Minho melenguh dan mata bulatnya membulat sempurna. Oh tidak, jangan-jangan semua karakter kesukaannya itu dimakan para alien seperti yang sering ia saksikan di layar kaca bersama pamannya.
Oh demi semua malaikat kecil yang selalu bernyanyi di malam kudus, Jung Minho, betapa polosnya pikiranmu itu.
Yunho menahan tawanya dibalik punggung tangannya, sepertinya ia tahu apa yang dipikirkan sang anak saat ini.
"What's wrong, Min?" (Apa ada, Min?) Yunho mengigit bibir bawahnya, berusaha keras agar tidak mengeluarkan suara tawa. Oh demi semua boneka bambi yang ada di dunia, ekspresi wajah malaikat kecilnya itu benar-benar menggemaskan hingga ia tak tahan lagi untuk mencubit kedua pipi tembam itu.
Minho menatap kembali pada layar kaca di hadapannya, tayangan kartun kesukaannya kembali muncul setelah jeda iklan yang cukup singkat. Ia mengembungkan kedua pipinya dan kembali melipat kedua tangannya di dadanya. Ia menoleh kearah sang ayah, berkata, "Papa, Min no get what they say. Aliens eat them all!" (Papa, Min tidak mengerti apa yang mereka katakan.

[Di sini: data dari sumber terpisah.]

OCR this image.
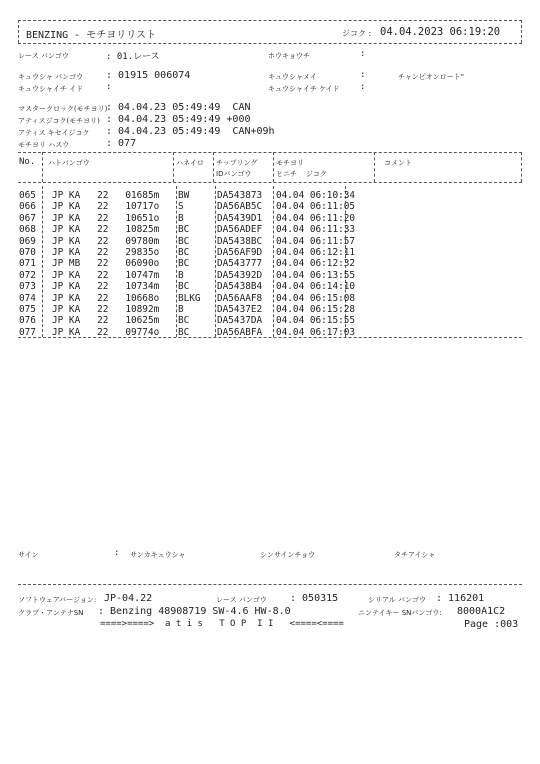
BENZING - モチヨリリスト	ジコク : 04.04.2023 06:19:20
レース バンゴウ	: 01.レース	ホウキョウチ	:
キュウシャ バンゴウ : 01915 006074	キュウシャメイ	:	チャンピオンロート"
キュウシャイチ イド	:	キュウシャイチ ケイド :
マスタークロック(モチヨリ)
: 04.04.23 05:49:49  CAN
アティスジコク(モチヨリ) : 04.04.23 05:49:49 +000
アティス キセイジコク : 04.04.23 05:49:49  CAN+09h
モチヨリ ハスウ	: 077
No. ハトバンゴウ	ハネイロ チップリング
IDバンゴウ
モチヨリ
ヒニチ    ジコク
コメント
065 JP KA   22   01685m BW	DA543873 04.04 06:10:34
066 JP KA   22   10717o S	DA56AB5C 04.04 06:11:05
067 JP KA   22   10651o B	DA5439D1 04.04 06:11:20
068 JP KA   22   10825m BC	DA56ADEF 04.04 06:11:33
069 JP KA   22   09780m BC	DA5438BC 04.04 06:11:57
070 JP KA   22   29835o BC	DA56AF9D 04.04 06:12:11
071 JP MB   22   06090o BC	DA543777 04.04 06:12:32
072 JP KA   22   10747m B	DA54392D 04.04 06:13:55
073 JP KA   22   10734m BC	DA5438B4 04.04 06:14:10
074 JP KA   22   10668o BLKG DA56AAF8 04.04 06:15:08
075 JP KA   22   10892m B	DA5437E2 04.04 06:15:28
076 JP KA   22   10625m BC	DA5437DA 04.04 06:15:55
077 JP KA   22   09774o BC	DA56ABFA 04.04 06:17:03
サイン	: サンカキュウシャ	シンサインチョウ	タチアイシャ
ソフトウェアバージョン: JP-04.22	レース バンゴウ : 050315	シリアル バンゴウ : 116201
クラブ・アンテナSN : Benzing 48908719 SW-4.6 HW-8.0	ニンテイキー SNバンゴウ: 8000A1C2
====>====>  a t i s   T O P  I I   <====<====	Page :003
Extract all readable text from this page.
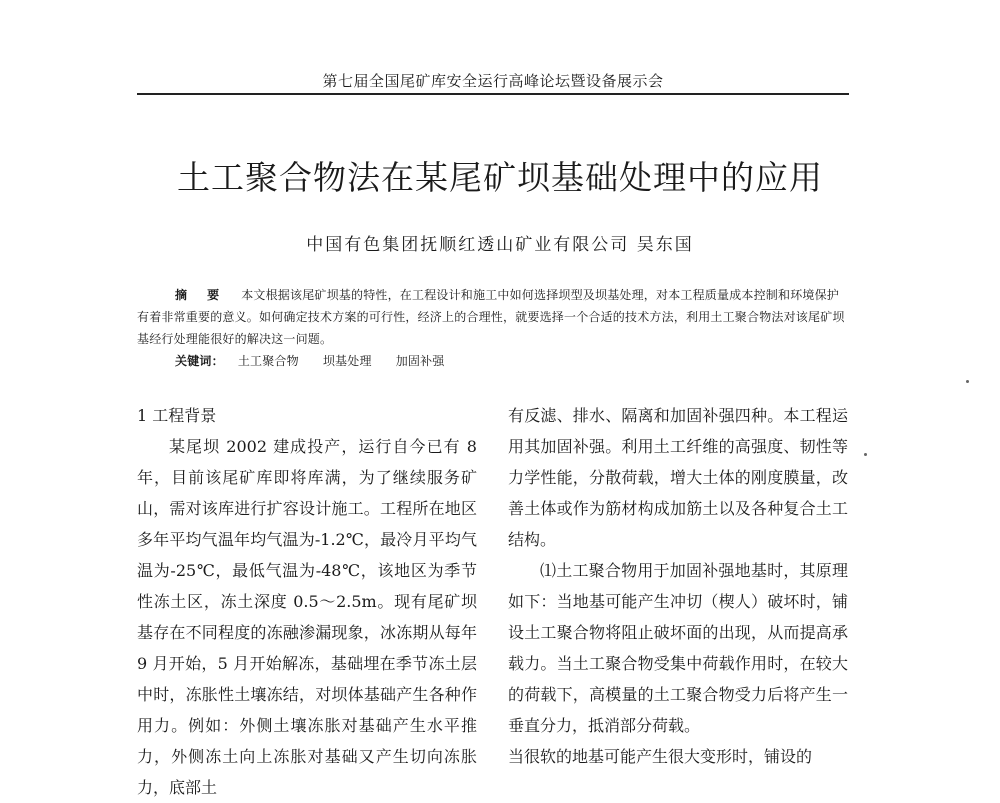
第七届全国尾矿库安全运行高峰论坛暨设备展示会
土工聚合物法在某尾矿坝基础处理中的应用
中国有色集团抚顺红透山矿业有限公司 吴东国

摘 要 本文根据该尾矿坝基的特性，在工程设计和施工中如何选择坝型及坝基处理，对本工程质量成本控制和环境保护有着非常重要的意义。如何确定技术方案的可行性，经济上的合理性，就要选择一个合适的技术方法，利用土工聚合物法对该尾矿坝基经行处理能很好的解决这一问题。

关键词： 土工聚合物 坝基处理 加固补强
1 工程背景

某尾坝 2002 建成投产，运行自今已有 8 年，目前该尾矿库即将库满，为了继续服务矿山，需对该库进行扩容设计施工。工程所在地区多年平均气温年均气温为-1.2℃，最冷月平均气温为-25℃，最低气温为-48℃，该地区为季节性冻土区，冻土深度 0.5～2.5m。现有尾矿坝基存在不同程度的冻融渗漏现象，冰冻期从每年 9 月开始，5 月开始解冻，基础埋在季节冻土层中时，冻胀性土壤冻结，对坝体基础产生各种作用力。例如：外侧土壤冻胀对基础产生水平推力，外侧冻土向上冻胀对基础又产生切向冻胀力，底部土

有反滤、排水、隔离和加固补强四种。本工程运用其加固补强。利用土工纤维的高强度、韧性等力学性能，分散荷载，增大土体的刚度膜量，改善土体或作为筋材构成加筋土以及各种复合土工结构。

⑴土工聚合物用于加固补强地基时，其原理如下：当地基可能产生冲切（楔人）破坏时，铺设土工聚合物将阻止破坏面的出现，从而提高承载力。当土工聚合物受集中荷载作用时，在较大的荷载下，高模量的土工聚合物受力后将产生一垂直分力，抵消部分荷载。

当很软的地基可能产生很大变形时，铺设的
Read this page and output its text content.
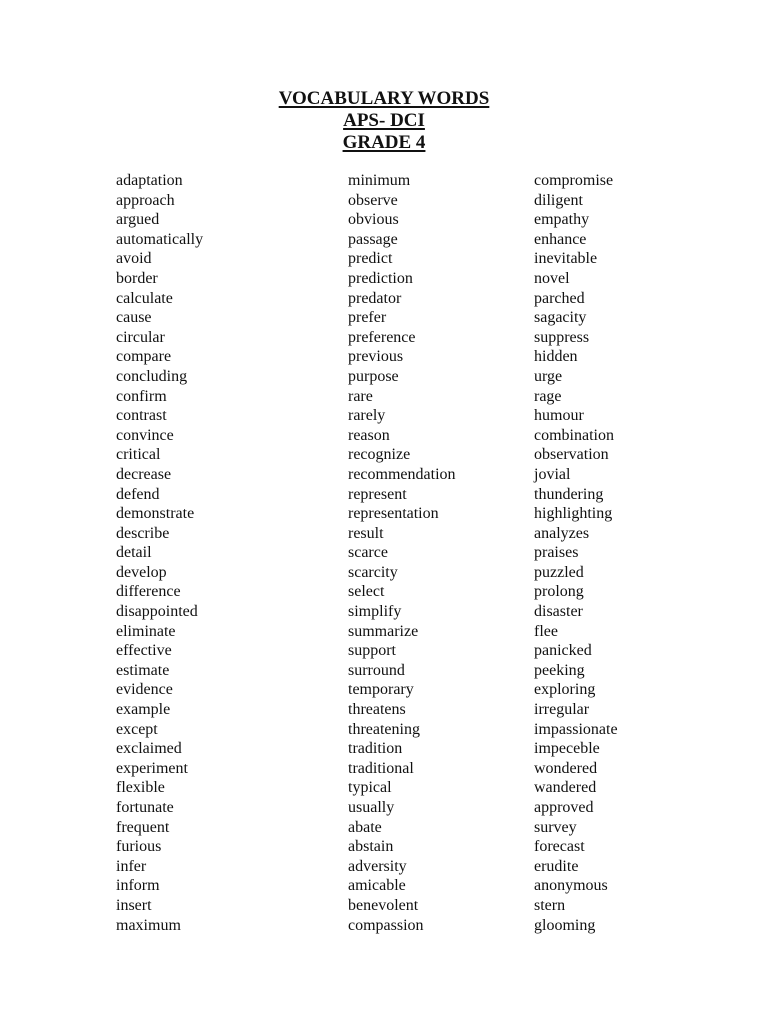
VOCABULARY WORDS
APS- DCI
GRADE 4
adaptation
approach
argued
automatically
avoid
border
calculate
cause
circular
compare
concluding
confirm
contrast
convince
critical
decrease
defend
demonstrate
describe
detail
develop
difference
disappointed
eliminate
effective
estimate
evidence
example
except
exclaimed
experiment
flexible
fortunate
frequent
furious
infer
inform
insert
maximum
minimum
observe
obvious
passage
predict
prediction
predator
prefer
preference
previous
purpose
rare
rarely
reason
recognize
recommendation
represent
representation
result
scarce
scarcity
select
simplify
summarize
support
surround
temporary
threatens
threatening
tradition
traditional
typical
usually
abate
abstain
adversity
amicable
benevolent
compassion
compromise
diligent
empathy
enhance
inevitable
novel
parched
sagacity
suppress
hidden
urge
rage
humour
combination
observation
jovial
thundering
highlighting
analyzes
praises
puzzled
prolong
disaster
flee
panicked
peeking
exploring
irregular
impassionate
impeceble
wondered
wandered
approved
survey
forecast
erudite
anonymous
stern
glooming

Para alien memakan mereka!)
Ini semua jauh dari apa yang Yunho pikirkan atau bayangkan, ia sempat berpikir kalau Minho akan merajuk karena tidak mengerti apa yang dikatakan karakter imajiner kesukaannnya itu, bukan menangis seperti yang Minho lakukan saat ini.
Dengan segera Yunho menggendong Minho yang menangis cukup keras di pundaknya, sambil mengucapkan kata-kata manis yang akan membuat sang anak tenang.

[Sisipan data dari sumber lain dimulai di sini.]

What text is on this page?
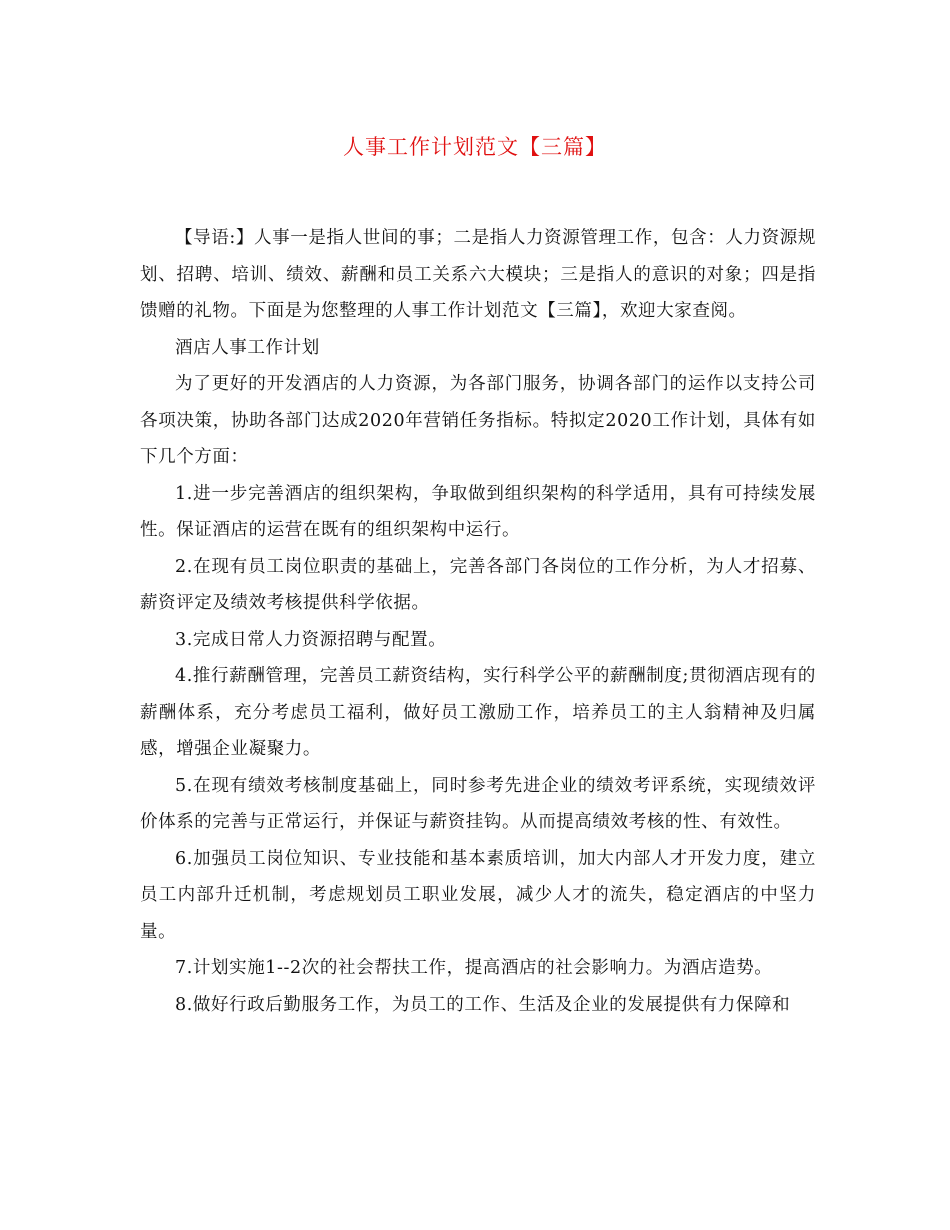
人事工作计划范文【三篇】

【导语:】人事一是指人世间的事；二是指人力资源管理工作，包含：人力资源规划、招聘、培训、绩效、薪酬和员工关系六大模块；三是指人的意识的对象；四是指馈赠的礼物。下面是为您整理的人事工作计划范文【三篇】，欢迎大家查阅。

酒店人事工作计划

为了更好的开发酒店的人力资源，为各部门服务，协调各部门的运作以支持公司各项决策，协助各部门达成2020年营销任务指标。特拟定2020工作计划，具体有如下几个方面：

1.进一步完善酒店的组织架构，争取做到组织架构的科学适用，具有可持续发展性。保证酒店的运营在既有的组织架构中运行。

2.在现有员工岗位职责的基础上，完善各部门各岗位的工作分析，为人才招募、薪资评定及绩效考核提供科学依据。

3.完成日常人力资源招聘与配置。

4.推行薪酬管理，完善员工薪资结构，实行科学公平的薪酬制度;贯彻酒店现有的薪酬体系，充分考虑员工福利，做好员工激励工作，培养员工的主人翁精神及归属感，增强企业凝聚力。

5.在现有绩效考核制度基础上，同时参考先进企业的绩效考评系统，实现绩效评价体系的完善与正常运行，并保证与薪资挂钩。从而提高绩效考核的性、有效性。

6.加强员工岗位知识、专业技能和基本素质培训，加大内部人才开发力度，建立员工内部升迁机制，考虑规划员工职业发展，减少人才的流失，稳定酒店的中坚力量。

7.计划实施1--2次的社会帮扶工作，提高酒店的社会影响力。为酒店造势。

8.做好行政后勤服务工作，为员工的工作、生活及企业的发展提供有力保障和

"There, there, little one. Aliens don't eat them at all, they are just speaking in Korean, therefore you don't understand what they are saying, Baby. No aliens eat them. So don't cry, Minho." (Cup, cup, sayang. Para alien sama sekali tidak memakan mereka, mereka semua berbicara dengan Bahasa Korea, karena itu kau tidak mengerti apa yang mereka katakan. Jadi jangan menangis, Minho.)

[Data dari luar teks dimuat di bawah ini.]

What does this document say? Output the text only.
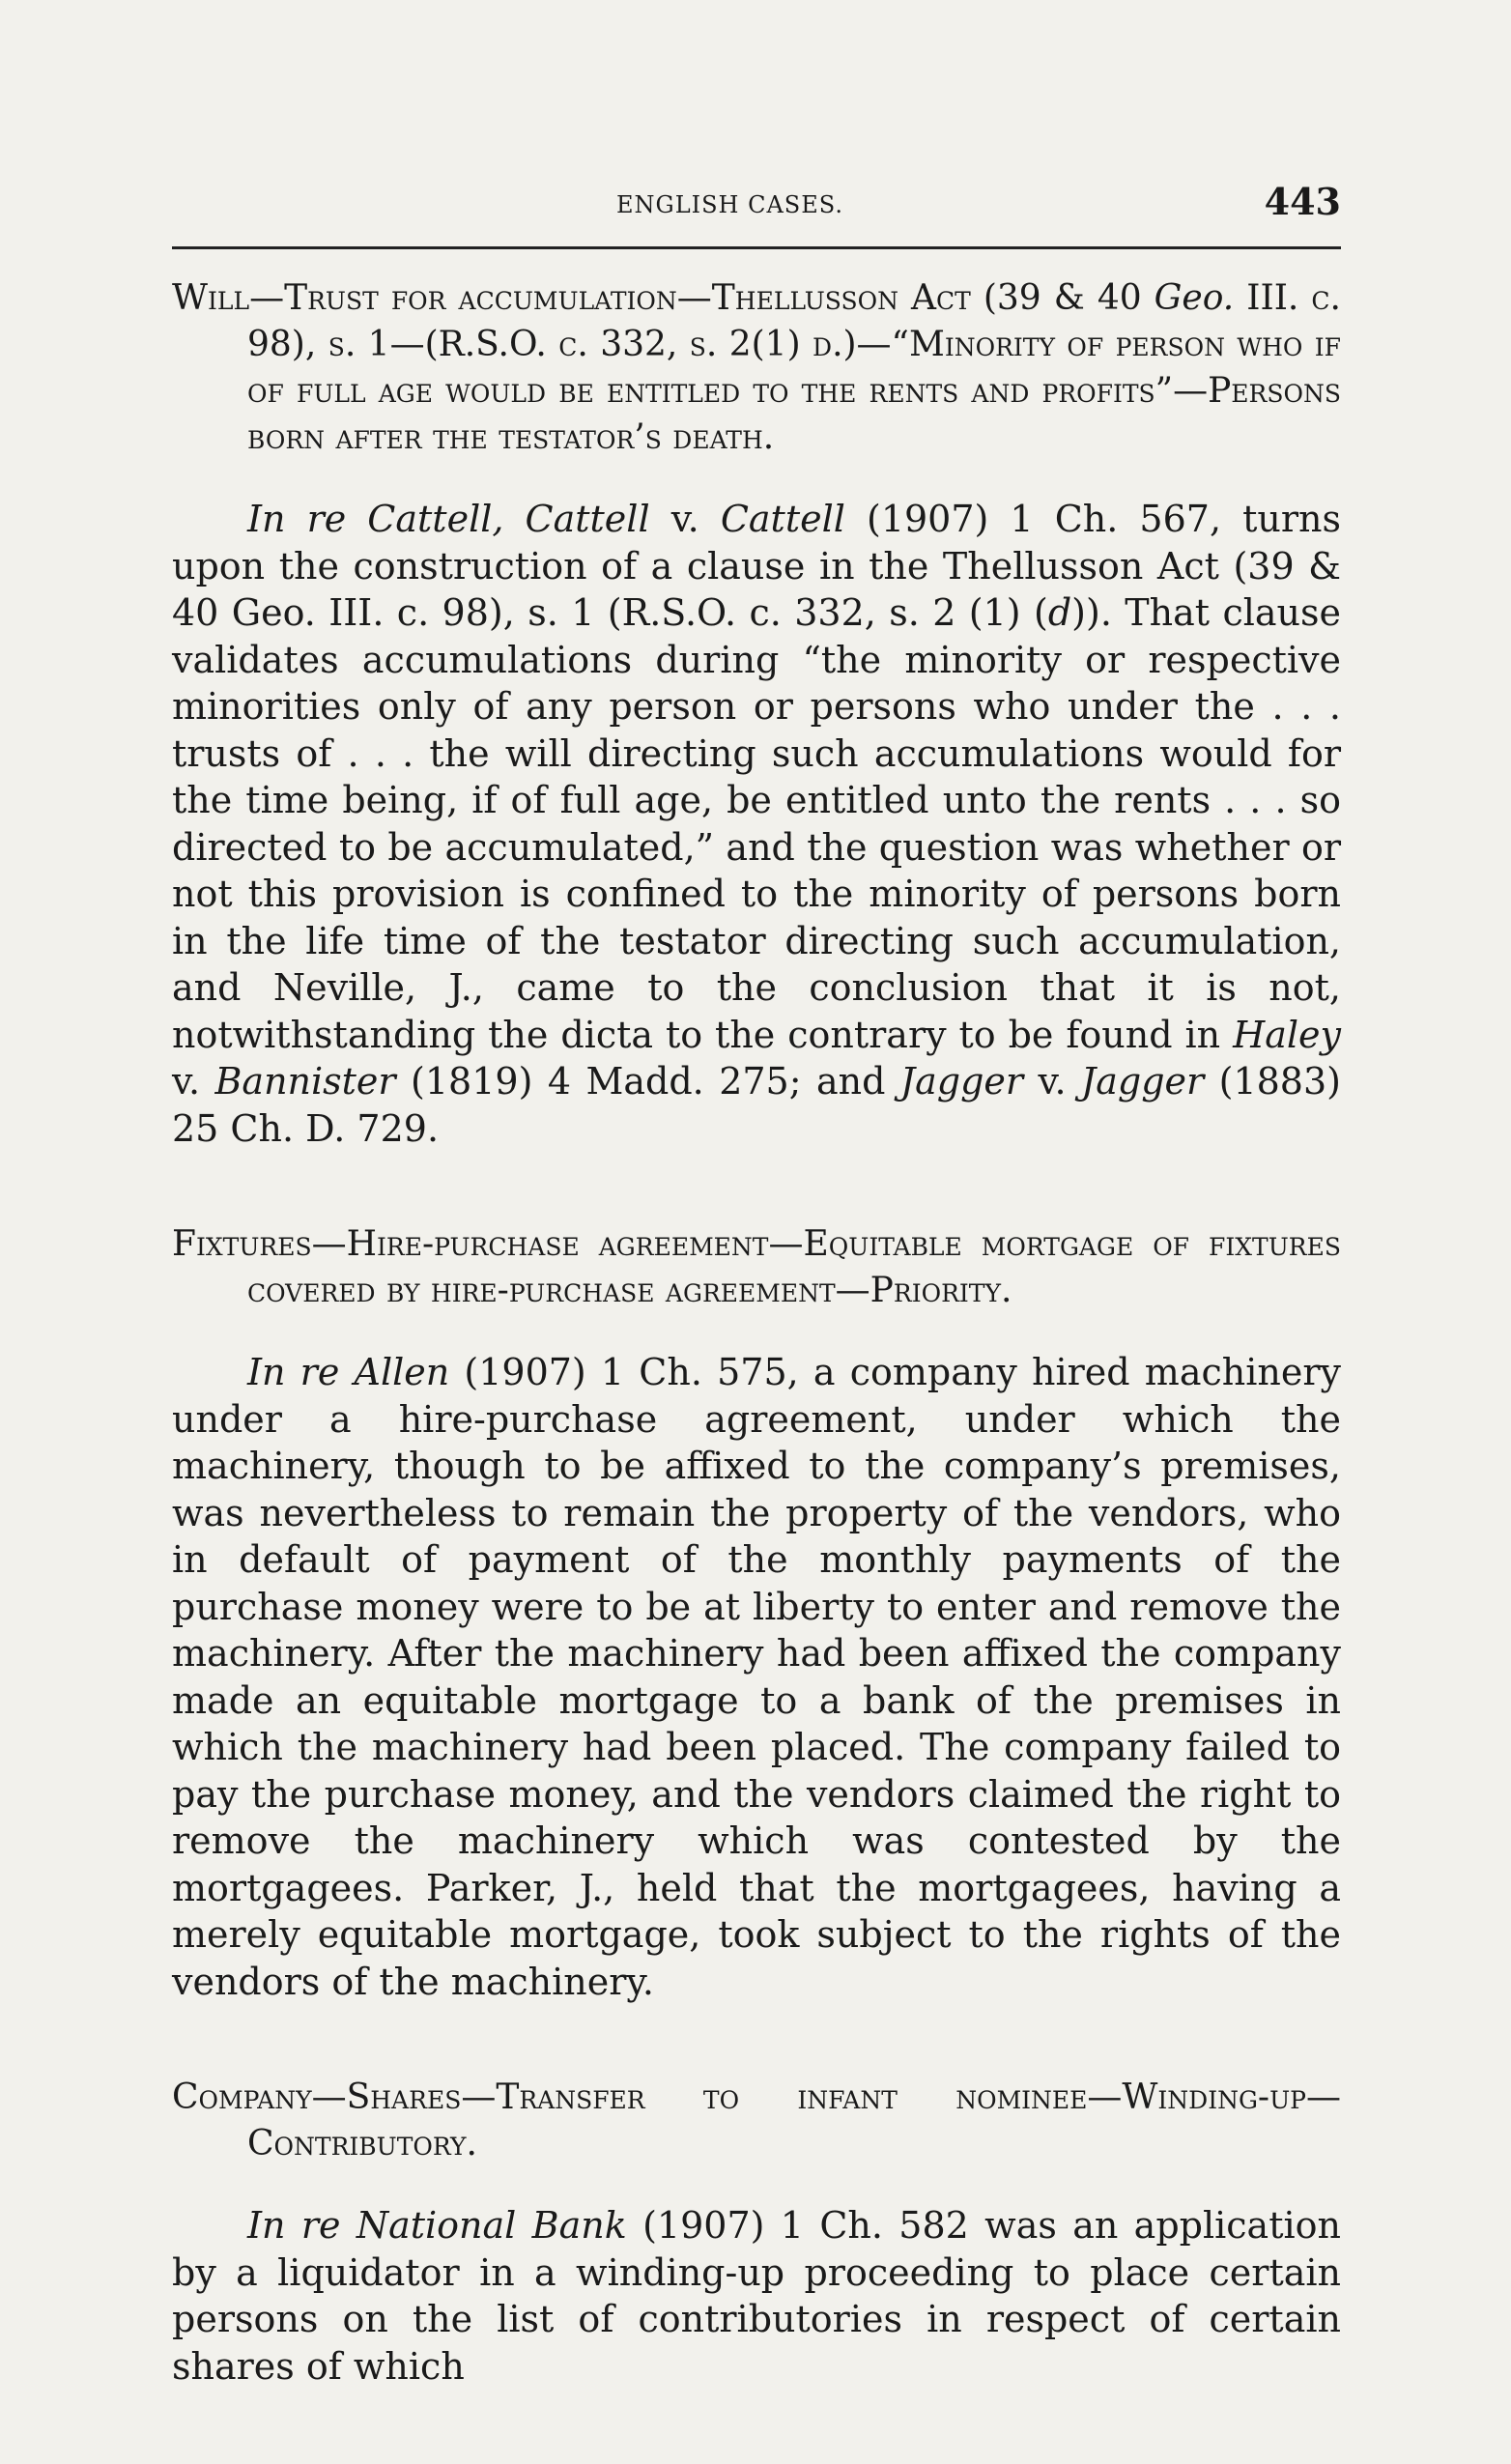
ENGLISH CASES.	443

Will—Trust for accumulation—Thellusson Act (39 & 40 Geo. III. c. 98), s. 1—(R.S.O. c. 332, s. 2(1) d.)—“Minority of person who if of full age would be entitled to the rents and profits”—Persons born after the testator’s death.

In re Cattell, Cattell v. Cattell (1907) 1 Ch. 567, turns upon the construction of a clause in the Thellusson Act (39 & 40 Geo. III. c. 98), s. 1 (R.S.O. c. 332, s. 2 (1) (d)). That clause validates accumulations during “the minority or respective minorities only of any person or persons who under the . . . trusts of . . . the will directing such accumulations would for the time being, if of full age, be entitled unto the rents . . . so directed to be accumulated,” and the question was whether or not this provision is confined to the minority of persons born in the life time of the testator directing such accumulation, and Neville, J., came to the conclusion that it is not, notwithstanding the dicta to the contrary to be found in Haley v. Bannister (1819) 4 Madd. 275; and Jagger v. Jagger (1883) 25 Ch. D. 729.

Fixtures—Hire-purchase agreement—Equitable mortgage of fixtures covered by hire-purchase agreement—Priority.

In re Allen (1907) 1 Ch. 575, a company hired machinery under a hire-purchase agreement, under which the machinery, though to be affixed to the company’s premises, was nevertheless to remain the property of the vendors, who in default of payment of the monthly payments of the purchase money were to be at liberty to enter and remove the machinery. After the machinery had been affixed the company made an equitable mortgage to a bank of the premises in which the machinery had been placed. The company failed to pay the purchase money, and the vendors claimed the right to remove the machinery which was contested by the mortgagees. Parker, J., held that the mortgagees, having a merely equitable mortgage, took subject to the rights of the vendors of the machinery.

Company—Shares—Transfer to infant nominee—Winding-up—Contributory.

In re National Bank (1907) 1 Ch. 582 was an application by a liquidator in a winding-up proceeding to place certain persons on the list of contributories in respect of certain shares of which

Yunho merutuki dirinya dalam hati yang tidak pernah menyempatkan diri untuk mengajarkan bahasa korea kepada Minho saat sang anak mulai berbicara, karena ia sempat berpikir tidak akan pernah tinggal di Seoul lagi dan menatap di Kanada—yang pada dasarnya menggunakan Bahasa Inggris sebagai media komunikasi utama.
"No aliens eat them?" (Bukan alien yang memakan mereka?) Tanya si kecil Minho memastikan.
Yunho mengangguk pelan, dihapusnya air mata yang membasahi pipi Minho yang mulai memerah dengan jari telunjuknya. "No aliens eat them, Baby." (Bukan alien yang memakan mereka, sayang.) ulang Yunho sekali lagi, menciumi satu per satu mata Minho yang masih basah dengan penuh kasih sayang.
Menyadari anaknya sudah mulai tenang, Yunho menjauhkan sedikit jarak diantaranya dengan Minho agar si kecil dapat melihatnya dengan jelas, bertanya, "Minho, how about we play swing right now? Papa will play with you today!" (Minho, bagaimana kalau kita bermain ayunan sekarang? Papa akan menemanimu bermain hari ini!)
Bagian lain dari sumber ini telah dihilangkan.